Comment expliquer les manifestations persistantes en Serbie ?
En Serbie, la mobilisation étudiante ne désarme pas : les manifestants ont bloqué un pont ce week-end, d'autres opérations sont prévues et des retraités ont rejoint les cortèges d'étudiants. Les commentateurs expliquent pourquoi la colère va bien au-delà de l'élément déclencheur, la chute d'un toit extérieur de la gare de Novi Sad, qui avait fait plusieurs morts.
Un avenir incertain
La seule certitude, c'est que la société serbe en a assez de ses dirigeants, juge Új Szó :
«Difficile de dire quelles seront les conséquences politiques définitives. Les concessions et les 'sacrifices' de Vučić – y compris la démission du Premier ministre – n'ont visiblement pas suffi. Les gens veulent en finir avec ce climat despotique et étouffant, et aspirent à vivre une vie meilleure et plus digne. L'opposition est divisée – on peut dire que cela a toujours été le cas –, mais quoi qu'il en soit, les manifestants en ont assez des politiques.»

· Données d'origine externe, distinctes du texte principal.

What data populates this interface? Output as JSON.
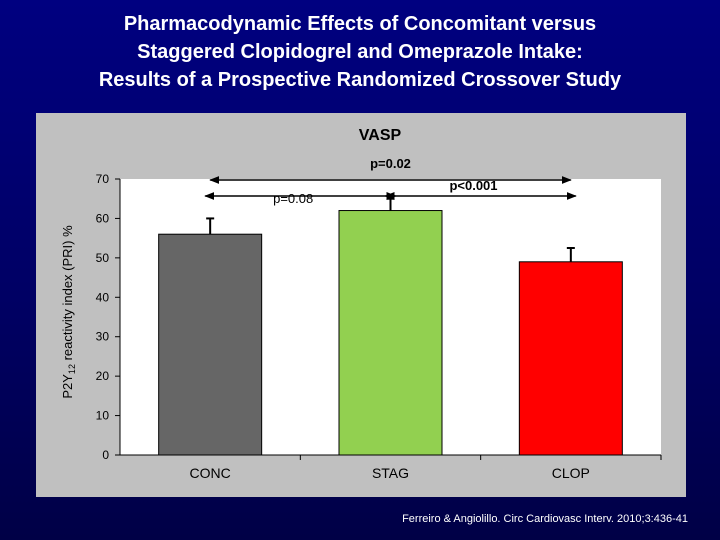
{
  "slide": {
    "title_lines": [
      "Pharmacodynamic Effects of Concomitant versus",
      "Staggered Clopidogrel and Omeprazole Intake:",
      "Results of a Prospective Randomized Crossover Study"
    ],
    "citation": "Ferreiro & Angiolillo. Circ Cardiovasc Interv. 2010;3:436-41"
  },
  "colors": {
    "background": "#000080",
    "panel": "#c0c0c0",
    "plot_area": "#ffffff",
    "conc": "#666666",
    "stag": "#92d050",
    "clop": "#ff0000"
  },
  "chart_data": {
    "type": "bar",
    "title": "VASP",
    "ylabel_parts": [
      "P2Y",
      "12",
      " reactivity index (PRI) %"
    ],
    "xlabel": "",
    "categories": [
      "CONC",
      "STAG",
      "CLOP"
    ],
    "values": [
      56,
      62,
      49
    ],
    "error_upper": [
      60,
      65,
      52.5
    ],
    "ylim": [
      0,
      70
    ],
    "yticks": [
      0,
      10,
      20,
      30,
      40,
      50,
      60,
      70
    ],
    "grid": false,
    "annotations": [
      {
        "label": "p=0.02",
        "from": "CONC",
        "to": "CLOP",
        "bold": true
      },
      {
        "label": "p=0.08",
        "from": "CONC",
        "to": "STAG",
        "bold": false
      },
      {
        "label": "p<0.001",
        "from": "STAG",
        "to": "CLOP",
        "bold": true
      }
    ]
  }
}
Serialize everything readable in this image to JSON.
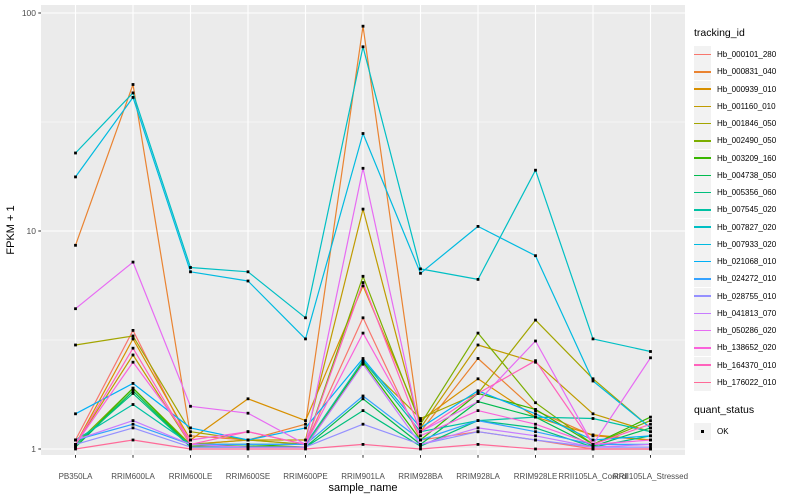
{
  "chart_data": {
    "type": "line",
    "title": "",
    "xlabel": "sample_name",
    "ylabel": "FPKM + 1",
    "yscale": "log10",
    "ylim": [
      1,
      100
    ],
    "grid": "white major+minor on gray panel",
    "legend_position": "right",
    "panel_bg": "#EBEBEB",
    "grid_color": "#FFFFFF",
    "tick_text_color": "#4D4D4D",
    "marker": {
      "shape": "square",
      "color": "#000000"
    },
    "y_ticks": [
      {
        "label": "1",
        "value": 1
      },
      {
        "label": "10",
        "value": 10
      },
      {
        "label": "100",
        "value": 100
      }
    ],
    "y_minor_ticks": [
      3.1623,
      31.623
    ],
    "categories": [
      "PB350LA",
      "RRIM600LA",
      "RRIM600LE",
      "RRIM600SE",
      "RRIM600PE",
      "RRIM901LA",
      "RRIM928BA",
      "RRIM928LA",
      "RRIM928LE",
      "RRII105LA_Control",
      "RRII105LA_Stressed"
    ],
    "series": [
      {
        "name": "Hb_000101_280",
        "color": "#F8766D",
        "values": [
          1.1,
          3.5,
          1.05,
          1.1,
          1.05,
          4.0,
          1.1,
          1.2,
          1.1,
          1.0,
          1.0
        ]
      },
      {
        "name": "Hb_000831_040",
        "color": "#EA8331",
        "values": [
          8.6,
          47.0,
          1.15,
          1.1,
          1.3,
          87.0,
          1.2,
          2.6,
          1.5,
          1.15,
          1.1
        ]
      },
      {
        "name": "Hb_000939_010",
        "color": "#D89000",
        "values": [
          1.05,
          3.2,
          1.1,
          1.7,
          1.35,
          5.6,
          1.35,
          2.1,
          1.4,
          1.16,
          1.1
        ]
      },
      {
        "name": "Hb_001160_010",
        "color": "#C09B00",
        "values": [
          1.05,
          2.7,
          1.05,
          1.1,
          1.1,
          12.6,
          1.25,
          3.0,
          2.5,
          1.45,
          1.2
        ]
      },
      {
        "name": "Hb_001846_050",
        "color": "#A3A500",
        "values": [
          3.0,
          3.3,
          1.2,
          1.1,
          1.05,
          2.5,
          1.38,
          1.8,
          3.9,
          2.1,
          1.25
        ]
      },
      {
        "name": "Hb_002490_050",
        "color": "#7CAE00",
        "values": [
          1.05,
          1.9,
          1.05,
          1.05,
          1.05,
          6.2,
          1.3,
          3.4,
          1.63,
          1.05,
          1.35
        ]
      },
      {
        "name": "Hb_003209_160",
        "color": "#39B600",
        "values": [
          1.02,
          1.9,
          1.03,
          1.05,
          1.02,
          2.5,
          1.1,
          1.8,
          1.52,
          1.05,
          1.4
        ]
      },
      {
        "name": "Hb_004738_050",
        "color": "#00BB4E",
        "values": [
          1.02,
          1.85,
          1.02,
          1.03,
          1.02,
          1.7,
          1.05,
          1.65,
          1.4,
          1.03,
          1.25
        ]
      },
      {
        "name": "Hb_005356_060",
        "color": "#00BF7D",
        "values": [
          1.05,
          1.8,
          1.02,
          1.02,
          1.02,
          1.5,
          1.03,
          1.35,
          1.25,
          1.02,
          1.15
        ]
      },
      {
        "name": "Hb_007545_020",
        "color": "#00C1A3",
        "values": [
          1.1,
          1.6,
          1.05,
          1.05,
          1.05,
          2.55,
          1.2,
          1.35,
          1.4,
          1.38,
          1.2
        ]
      },
      {
        "name": "Hb_007827_020",
        "color": "#00BFC4",
        "values": [
          22.8,
          43.0,
          6.8,
          6.5,
          4.0,
          70.0,
          6.7,
          6.0,
          19.0,
          3.2,
          2.8
        ]
      },
      {
        "name": "Hb_007933_020",
        "color": "#00BAE0",
        "values": [
          17.7,
          41.0,
          6.5,
          5.9,
          3.2,
          28.0,
          6.4,
          10.5,
          7.7,
          2.05,
          1.25
        ]
      },
      {
        "name": "Hb_021068_010",
        "color": "#00B0F6",
        "values": [
          1.45,
          2.0,
          1.25,
          1.1,
          1.25,
          2.6,
          1.25,
          1.85,
          1.45,
          1.1,
          1.15
        ]
      },
      {
        "name": "Hb_024272_010",
        "color": "#35A2FF",
        "values": [
          1.1,
          1.3,
          1.05,
          1.05,
          1.05,
          1.75,
          1.1,
          1.35,
          1.2,
          1.05,
          1.05
        ]
      },
      {
        "name": "Hb_028755_010",
        "color": "#9590FF",
        "values": [
          1.05,
          1.25,
          1.02,
          1.02,
          1.02,
          1.3,
          1.05,
          1.2,
          1.1,
          1.02,
          1.02
        ]
      },
      {
        "name": "Hb_041813_070",
        "color": "#C77CFF",
        "values": [
          1.1,
          1.35,
          1.05,
          1.02,
          1.02,
          2.45,
          1.05,
          1.25,
          1.15,
          1.02,
          1.05
        ]
      },
      {
        "name": "Hb_050286_020",
        "color": "#E76BF3",
        "values": [
          4.4,
          7.2,
          1.57,
          1.46,
          1.05,
          19.4,
          1.2,
          1.65,
          3.13,
          1.05,
          2.62
        ]
      },
      {
        "name": "Hb_138652_020",
        "color": "#FA62DB",
        "values": [
          1.05,
          2.5,
          1.1,
          1.2,
          1.05,
          3.4,
          1.15,
          1.5,
          1.3,
          1.05,
          1.1
        ]
      },
      {
        "name": "Hb_164370_010",
        "color": "#FF62BC",
        "values": [
          1.05,
          2.9,
          1.05,
          1.2,
          1.05,
          5.8,
          1.2,
          1.8,
          2.54,
          1.05,
          1.3
        ]
      },
      {
        "name": "Hb_176022_010",
        "color": "#FF6A98",
        "values": [
          1.0,
          1.1,
          1.0,
          1.0,
          1.0,
          1.05,
          1.0,
          1.05,
          1.0,
          1.0,
          1.0
        ]
      }
    ]
  },
  "legend": {
    "tracking_title": "tracking_id",
    "quant_title": "quant_status",
    "quant_items": [
      {
        "label": "OK",
        "marker": "black-square"
      }
    ]
  }
}
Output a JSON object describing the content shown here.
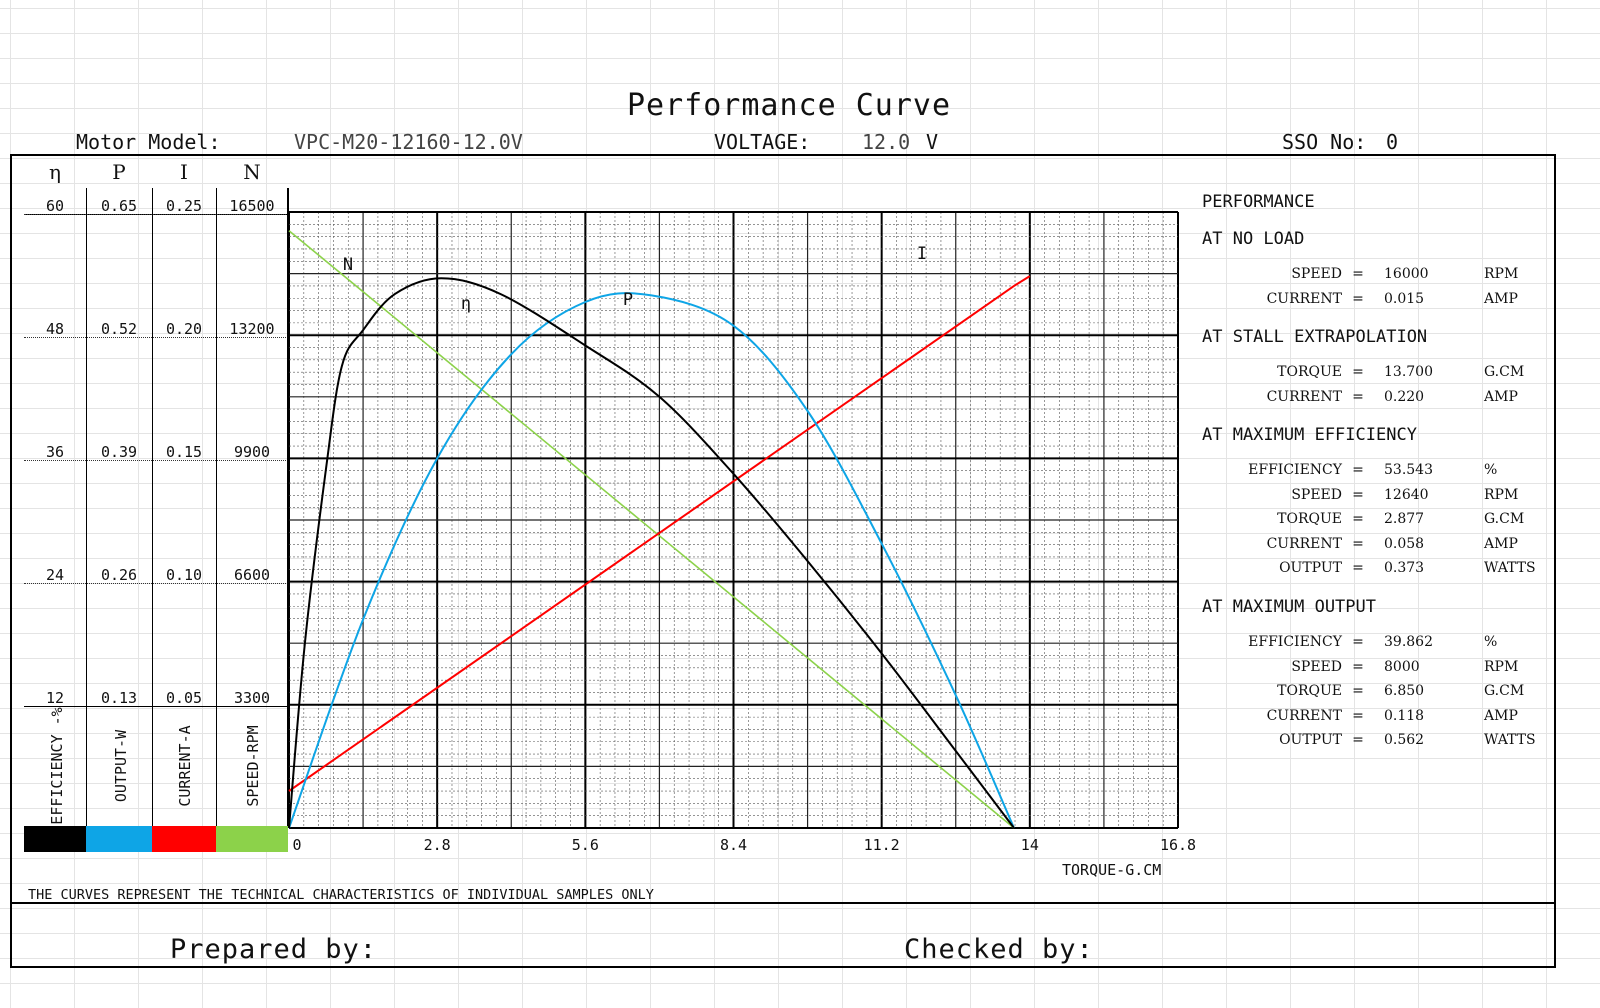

Des recettes qui ne marchent plus
La grogne qui monte ne s'arrête pas à la frontière serbe, estime Népszava :
«Les décideurs serbes ont eu tôt fait de désigner le coupable de la rébellion : la Croatie, censément à l'origine du mouvement étudiant. ... Cette stratégie visant à assimiler toute opposition à une immixtion venant de l'étranger est une recette qui a généralement fait ses preuves par le passé. Le mélange de nationalisme et d'instrumentalisation de la peur est une arme efficace. Mais la recette ne fonctionne plus. Le président serbe Aleksandar Vučić est acculé à la défensive, les Slovaques sont de plus en plus nombreux à descendre dans la rue pour manifester contre Fico et chez nous, en Hongrie, les gens s'intéressent davantage aux dysfonctionnements flagrants de l'Etat qu'aux improbables délires d'une 'ingérence étrangère'.»
Le silence veule de l'UE
Il faut croire que dans le cas de la Serbie, les intérêts économiques importent davantage à Bruxelles que la démocratie et les droits de l'homme, pointe Financial Times :
«Le silence des chefs d'Etat et de gouvernement de l'UE est frappant. Y a-t-il un lien avec la signature d'un accord entre l'Union et Vučić sur l'exploitation du lithium serbe, destiné aux batteries de véhicules électriques ? L'accord est largement critiqué, pour des raisons de protection de l'environnement. Parmi les voix qui soutiennent les étudiants mobilisés, on trouve le joueur de tennis serbe Novak Djokovic et la chanteuse américaine Madonna. Il y a une certaine lâcheté de la part de l'UE à ne pas leur emboîter le pas, elle qui prétend défendre ces valeurs mêmes que les jeunes Serbes veulent mettre à l'honneur dans leur pays.»